Toshiba, the inventor of NAND flash 21 years ago, came out Sept. 25 with an alternative to this: its first hybrid drive for laptops and desktop PCs.
Toshiba’s Storage Products Business Unit said it has started customer shipments of its first Hybrid Drive, technically called the MQ01ABDH series. The new drive aims to provides the best attributes of solid state disks (speed and responsiveness) with the capacity (up to 1TB in storage) and cost-effectiveness of hard disk drives. HHDs typically cost about one-fourth of solid-state drives.

‘Self-Learning’ Software
The new 2.5-inch, 9.5mm-high SATA Hybrid Drive series features so-called “self-learning” caching algorithms that learn the system user’s data access patterns in order to optimize performance, Patty Kim, product marketing manager at Toshiba’s Storage Device Division, told eWEEK.
The caching algorithms also manage which user data is stored to the NAND flash drive for quick response to the near-future access from the host, as well as how the data in the flash drive is updated, based on intelligent access pattern learning, Kim said.
“We think the hybrid drive will overtake the dual drive (for laptops and desktops) because there’s no special driver needed, it’s OS-agnostic, specific chipsets aren’t necessarily needed — whereas with dual drives you need specific types of chipsets,” Kim said. “It works like a normal drive, but you get the surprise of SSD-like performance.”
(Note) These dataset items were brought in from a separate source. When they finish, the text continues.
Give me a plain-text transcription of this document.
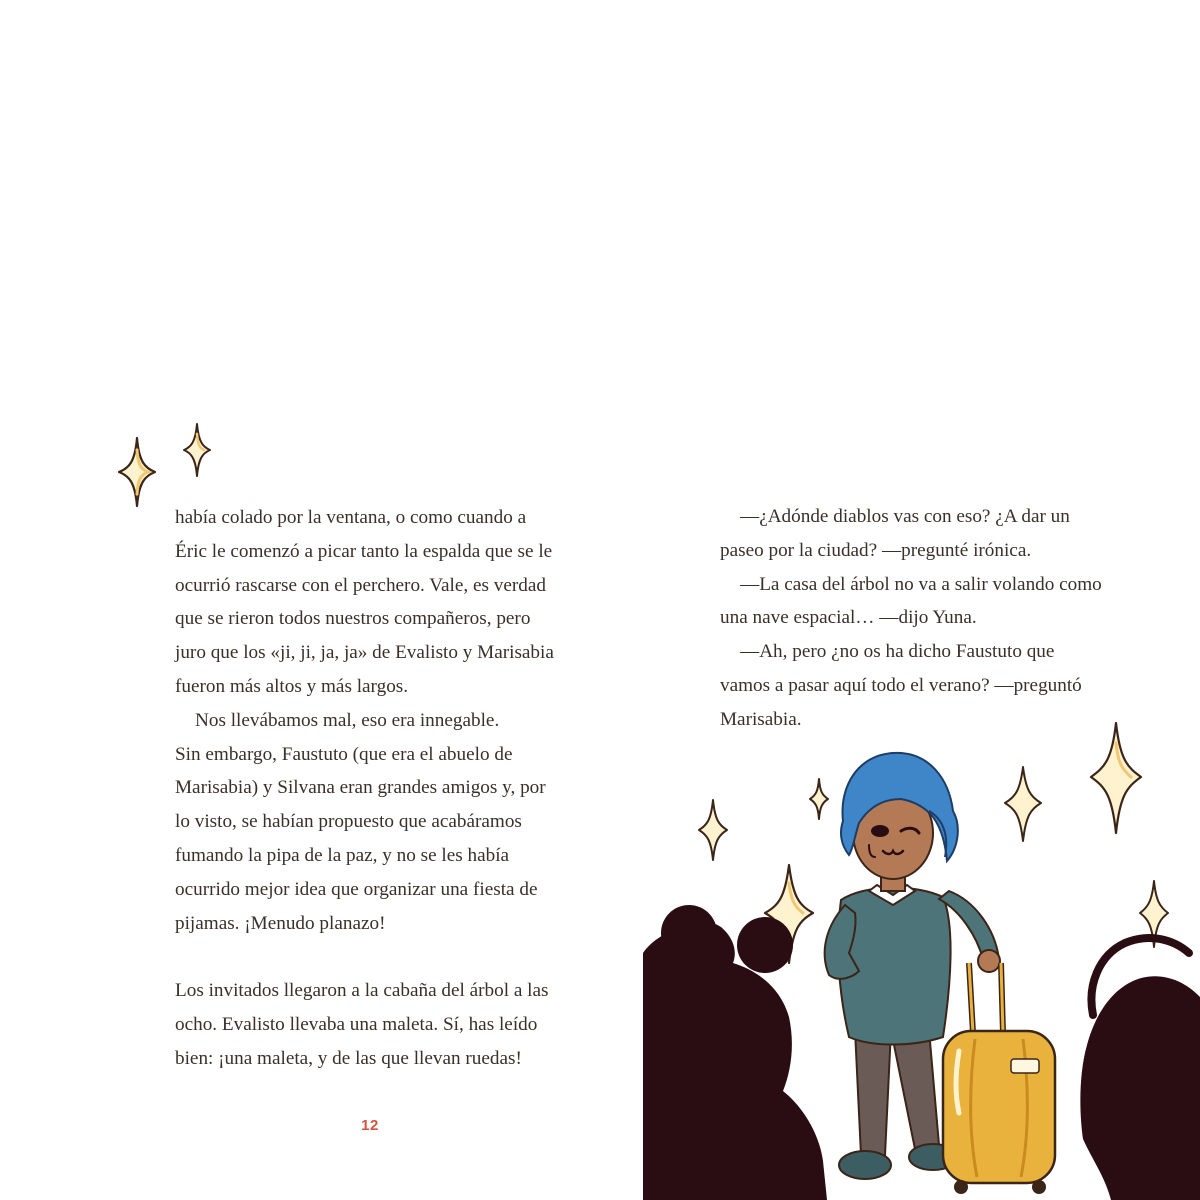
había colado por la ventana, o como cuando a

Éric le comenzó a picar tanto la espalda que se le

ocurrió rascarse con el perchero. Vale, es verdad

que se rieron todos nuestros compañeros, pero

juro que los «ji, ji, ja, ja» de Evalisto y Marisabia

fueron más altos y más largos.

Nos llevábamos mal, eso era innegable.

Sin embargo, Faustuto (que era el abuelo de

Marisabia) y Silvana eran grandes amigos y, por

lo visto, se habían propuesto que acabáramos

fumando la pipa de la paz, y no se les había

ocurrido mejor idea que organizar una fiesta de

pijamas. ¡Menudo planazo!

Los invitados llegaron a la cabaña del árbol a las

ocho. Evalisto llevaba una maleta. Sí, has leído

bien: ¡una maleta, y de las que llevan ruedas!

12

—¿Adónde diablos vas con eso? ¿A dar un

paseo por la ciudad? —pregunté irónica.

—La casa del árbol no va a salir volando como

una nave espacial… —dijo Yuna.

—Ah, pero ¿no os ha dicho Faustuto que

vamos a pasar aquí todo el verano? —preguntó

Marisabia.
Since the hybrid drive is one drive instead of two, naturally the power consumption is cut way back, so battery times are substantially improved.

One SATA Interface, Less Complexity
“There’s also only one SATA interface, so you reduce a lot of the complexities and get better performance,” Kim said.
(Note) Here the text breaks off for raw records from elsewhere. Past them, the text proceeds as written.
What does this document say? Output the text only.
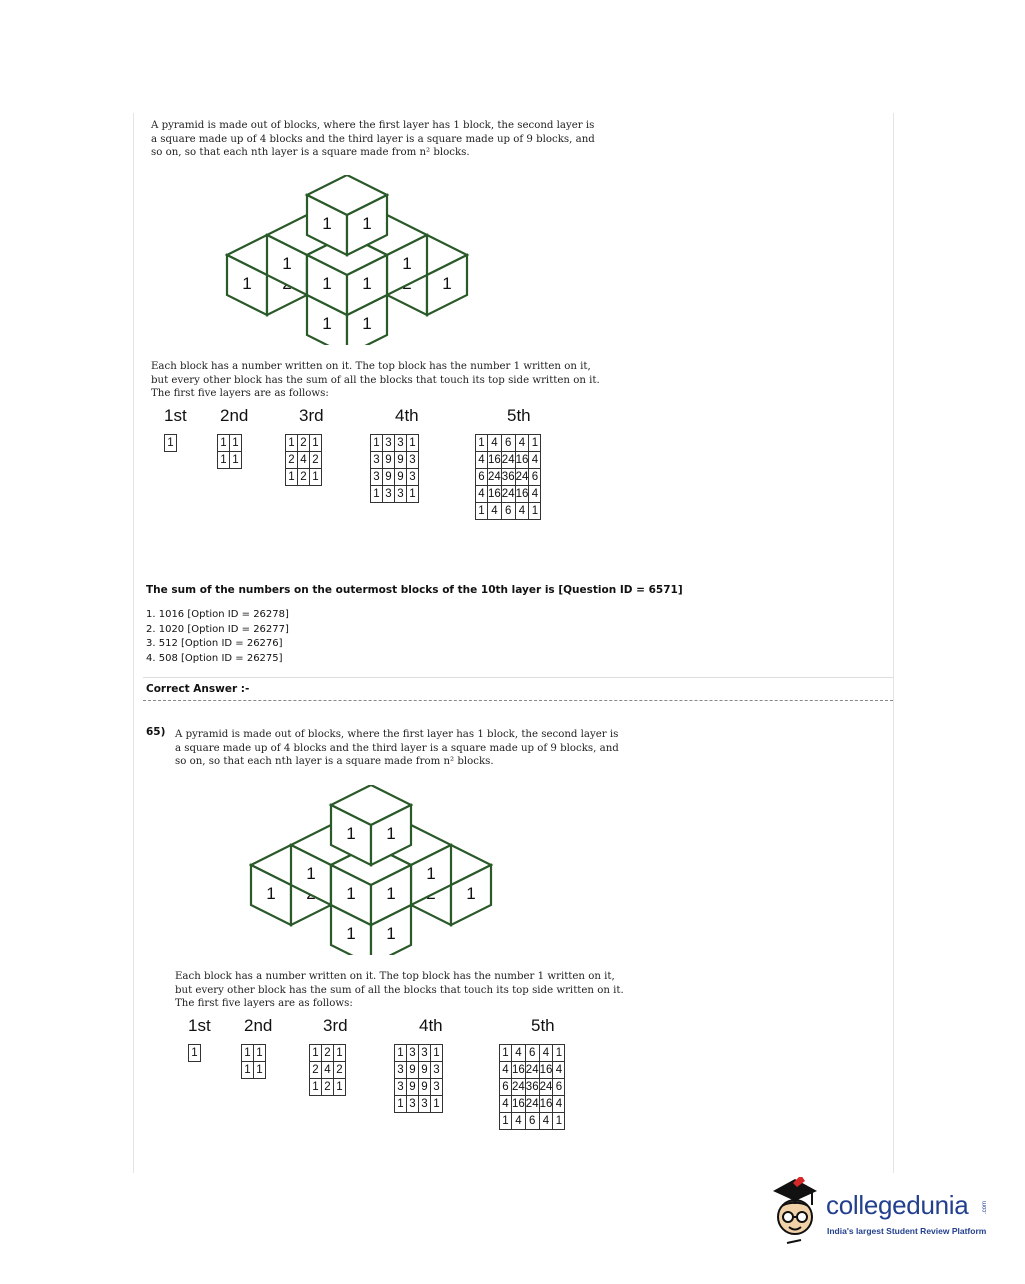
A pyramid is made out of blocks, where the first layer has 1 block, the second layer is
a square made up of 4 blocks and the third layer is a square made up of 9 blocks, and
so on, so that each nth layer is a square made from n² blocks.
1	1
1 1
1	1
1 1
1 1
Each block has a number written on it. The top block has the number 1 written on it,
but every other block has the sum of all the blocks that touch its top side written on it.
The first five layers are as follows:
1st
1
2nd
1	1
1	1
3rd
1	2	1
2	4	2
1	2	1
4th
1	3	3	1
3	9	9	3
3	9	9	3
1	3	3	1
5th
1	4	6	4	1
4	16	24	16	4
6	24	36	24	6
4	16	24	16	4
1	4	6	4	1
The sum of the numbers on the outermost blocks of the 10th layer is [Question ID = 6571]
1. 1016 [Option ID = 26278]
2. 1020 [Option ID = 26277]
3. 512 [Option ID = 26276]
4. 508 [Option ID = 26275]
Correct Answer :-
65) A pyramid is made out of blocks, where the first layer has 1 block, the second layer is
a square made up of 4 blocks and the third layer is a square made up of 9 blocks, and
so on, so that each nth layer is a square made from n² blocks.
1	1
1 1
1	1
1 1
1 1
Each block has a number written on it. The top block has the number 1 written on it,
but every other block has the sum of all the blocks that touch its top side written on it.
The first five layers are as follows:
1st
1
2nd
1	1
1	1
3rd
1	2	1
2	4	2
1	2	1
4th
1	3	3	1
3	9	9	3
3	9	9	3
1	3	3	1
5th
1	4	6	4	1
4	16	24	16	4
6	24	36	24	6
4	16	24	16	4
1	4	6	4	1
collegedunia .com
India's largest Student Review Platform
Toshiba’s hybrid series come in 1TB and 750GB1 capacities. Kim said the MQ01ABDH 100 and MQ01ABDH 075 models are suited for ultrathin and standard-size notebooks, gaming PCs, all-in-one and slimline desktops and other digital computing applications.
The new hybrids will be featured in various notebook PCs, with the first systems shipping in time for the holiday season, Kim said.